Kara had explained that her friends and co-workers suggested that she had grieved enough, so should ‘get over herself and get on with things’. The teachings continue:

“What has perhaps surprised you is that, in spite of the perceived judgments of others, in spite of your own longing to be free of the pain of grief, you have not been in charge! It is as if some force has mapped your path and given you no choice but to follow it. There truly is no outer force controlling this; it is a call from the depths of your spirit, your soul. We will attempt to explain the significance of this…

“When we speak of your soul’s purpose, we are speaking of the purpose of living your life. Each moment, you are living your purpose, because you are a being alive in physical form upon your planet, but the call is to live with more depth, more awareness to the deep messages percolating from within, rather than with referencing what is without. So at this time, the walk through the many doors of grief are taking you deeper and deeper into the core of your being, deeper into the truth of who you are, without reference at all to your idea of what others wish you to be. Although there is pain, it is the pain of discovery. It is as if all the grief of your life has come together with my death to push you further and further inwards. With the realization that you cannot escape what you are feeling, that you can only move forwards, you walk through the final doors of grief into the sunlight. And what is the sunlight but a manifestation of the powerful radiance that you are, but that you have, until this moment, forgotten?”

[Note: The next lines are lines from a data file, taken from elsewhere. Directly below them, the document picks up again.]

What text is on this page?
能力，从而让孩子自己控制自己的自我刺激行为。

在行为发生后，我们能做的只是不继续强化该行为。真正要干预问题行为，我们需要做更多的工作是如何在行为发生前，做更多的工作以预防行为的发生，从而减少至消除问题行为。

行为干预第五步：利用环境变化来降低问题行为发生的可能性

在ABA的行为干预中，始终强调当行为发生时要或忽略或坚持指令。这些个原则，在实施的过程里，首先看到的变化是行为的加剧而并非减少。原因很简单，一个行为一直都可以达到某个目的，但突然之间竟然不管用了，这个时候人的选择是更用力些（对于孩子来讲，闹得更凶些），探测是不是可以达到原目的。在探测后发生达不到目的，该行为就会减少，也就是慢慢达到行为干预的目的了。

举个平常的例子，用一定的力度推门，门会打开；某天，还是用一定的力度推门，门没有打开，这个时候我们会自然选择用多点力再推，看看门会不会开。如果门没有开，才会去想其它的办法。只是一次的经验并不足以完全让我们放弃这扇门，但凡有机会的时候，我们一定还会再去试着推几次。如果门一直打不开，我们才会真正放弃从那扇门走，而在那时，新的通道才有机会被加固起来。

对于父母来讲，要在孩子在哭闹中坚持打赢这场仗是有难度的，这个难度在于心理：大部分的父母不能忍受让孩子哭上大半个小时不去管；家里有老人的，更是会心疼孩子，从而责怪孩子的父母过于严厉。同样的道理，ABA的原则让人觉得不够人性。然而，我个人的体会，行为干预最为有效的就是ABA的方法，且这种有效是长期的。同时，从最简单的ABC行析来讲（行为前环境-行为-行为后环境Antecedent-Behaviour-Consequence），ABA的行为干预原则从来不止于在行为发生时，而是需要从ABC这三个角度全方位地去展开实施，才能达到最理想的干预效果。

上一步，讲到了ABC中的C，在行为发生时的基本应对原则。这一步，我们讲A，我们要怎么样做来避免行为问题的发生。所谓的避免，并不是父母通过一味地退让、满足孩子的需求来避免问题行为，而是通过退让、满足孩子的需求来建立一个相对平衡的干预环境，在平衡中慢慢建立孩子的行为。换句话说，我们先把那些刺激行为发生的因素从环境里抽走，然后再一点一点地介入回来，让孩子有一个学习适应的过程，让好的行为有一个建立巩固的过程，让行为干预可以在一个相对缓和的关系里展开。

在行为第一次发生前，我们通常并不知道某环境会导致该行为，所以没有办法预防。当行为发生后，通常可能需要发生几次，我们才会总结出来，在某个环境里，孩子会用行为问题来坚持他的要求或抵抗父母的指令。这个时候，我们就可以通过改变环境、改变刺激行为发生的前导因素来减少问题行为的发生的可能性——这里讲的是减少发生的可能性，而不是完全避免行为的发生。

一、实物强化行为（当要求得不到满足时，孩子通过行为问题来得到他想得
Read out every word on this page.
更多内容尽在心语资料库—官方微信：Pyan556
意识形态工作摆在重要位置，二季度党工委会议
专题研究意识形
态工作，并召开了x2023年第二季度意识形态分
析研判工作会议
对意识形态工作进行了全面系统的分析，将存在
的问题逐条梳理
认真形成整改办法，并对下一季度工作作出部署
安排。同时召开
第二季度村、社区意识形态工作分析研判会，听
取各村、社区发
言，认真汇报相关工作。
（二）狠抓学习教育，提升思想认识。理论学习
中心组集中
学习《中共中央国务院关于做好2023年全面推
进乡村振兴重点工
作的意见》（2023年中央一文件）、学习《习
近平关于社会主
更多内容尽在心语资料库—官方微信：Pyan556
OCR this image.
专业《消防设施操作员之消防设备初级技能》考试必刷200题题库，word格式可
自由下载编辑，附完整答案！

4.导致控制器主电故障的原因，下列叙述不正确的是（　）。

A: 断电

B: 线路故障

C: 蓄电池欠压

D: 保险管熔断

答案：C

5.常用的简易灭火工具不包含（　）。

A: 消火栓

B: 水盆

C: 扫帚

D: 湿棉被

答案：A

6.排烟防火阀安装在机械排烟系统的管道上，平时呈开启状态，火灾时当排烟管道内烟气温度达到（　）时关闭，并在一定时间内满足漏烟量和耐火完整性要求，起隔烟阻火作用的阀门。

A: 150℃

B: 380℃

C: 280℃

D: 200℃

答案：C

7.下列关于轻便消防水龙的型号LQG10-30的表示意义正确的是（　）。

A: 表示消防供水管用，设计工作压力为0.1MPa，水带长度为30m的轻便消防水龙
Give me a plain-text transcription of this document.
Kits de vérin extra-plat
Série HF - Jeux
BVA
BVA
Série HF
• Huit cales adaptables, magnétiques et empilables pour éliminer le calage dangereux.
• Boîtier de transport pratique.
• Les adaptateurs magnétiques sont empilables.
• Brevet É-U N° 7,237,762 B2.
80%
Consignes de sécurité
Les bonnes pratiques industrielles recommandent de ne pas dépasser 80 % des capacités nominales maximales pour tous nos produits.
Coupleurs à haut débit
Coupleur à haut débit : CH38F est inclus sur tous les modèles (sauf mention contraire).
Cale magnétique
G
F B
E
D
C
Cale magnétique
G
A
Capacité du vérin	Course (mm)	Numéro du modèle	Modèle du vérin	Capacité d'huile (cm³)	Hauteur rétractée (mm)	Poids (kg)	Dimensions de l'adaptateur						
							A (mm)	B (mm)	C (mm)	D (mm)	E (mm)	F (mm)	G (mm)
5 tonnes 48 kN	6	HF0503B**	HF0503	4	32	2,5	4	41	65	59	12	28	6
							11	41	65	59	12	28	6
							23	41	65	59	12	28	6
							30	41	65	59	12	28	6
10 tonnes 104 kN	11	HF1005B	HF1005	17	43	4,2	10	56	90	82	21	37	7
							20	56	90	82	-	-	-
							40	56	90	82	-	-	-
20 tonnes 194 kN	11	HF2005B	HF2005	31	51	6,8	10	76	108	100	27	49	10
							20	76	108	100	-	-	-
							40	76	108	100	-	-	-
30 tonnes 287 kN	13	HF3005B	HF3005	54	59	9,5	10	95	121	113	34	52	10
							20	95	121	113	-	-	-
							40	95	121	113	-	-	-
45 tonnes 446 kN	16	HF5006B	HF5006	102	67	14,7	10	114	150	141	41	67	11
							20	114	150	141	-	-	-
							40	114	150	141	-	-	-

After offering observations on the nature of Polly’s relationship with Kara, the topic of grief is addressed once more by the collective of teachers:

“But why all the grief? You still wonder about it, so we will tell you. Grieving, walking through the doors to experience ever deepening grief, has been an accelerated course in what Polly awakened in you, your connection to who you really are, to source, to God, to All That Is, whatever you wish to call it. You have heard the expression, ‘tempered by fire’; you are being tempered by grief. What happens to something that is tempered by fire? It emerges stronger, transformed, magnificent, useful. It takes the shape of what was, potentially, always there, but could only be realized through prolonged exposure to intense heat. And so it is with you. Grief is your fire. What emerges will be stronger, transformed, magnificent, useful. There is no doubt. As you surrender to the process, as you allow that although the grief is easing, there are still moments of intense difficulty, you will feel the truth of the words we are sharing with you today. You will accept that through the pain, through the isolation, through missing your beloved companion, you have been tempered, and are in the process of being born anew."

What a gift to receive through the essence of a cat!

As I enjoy another glorious fall day, I pause and reflect on Polly’s words. In doing so, I sense that my small griefs, the ones that surface every year at this time, are, as Polly suggests, assisting me in the process of once again, being born anew.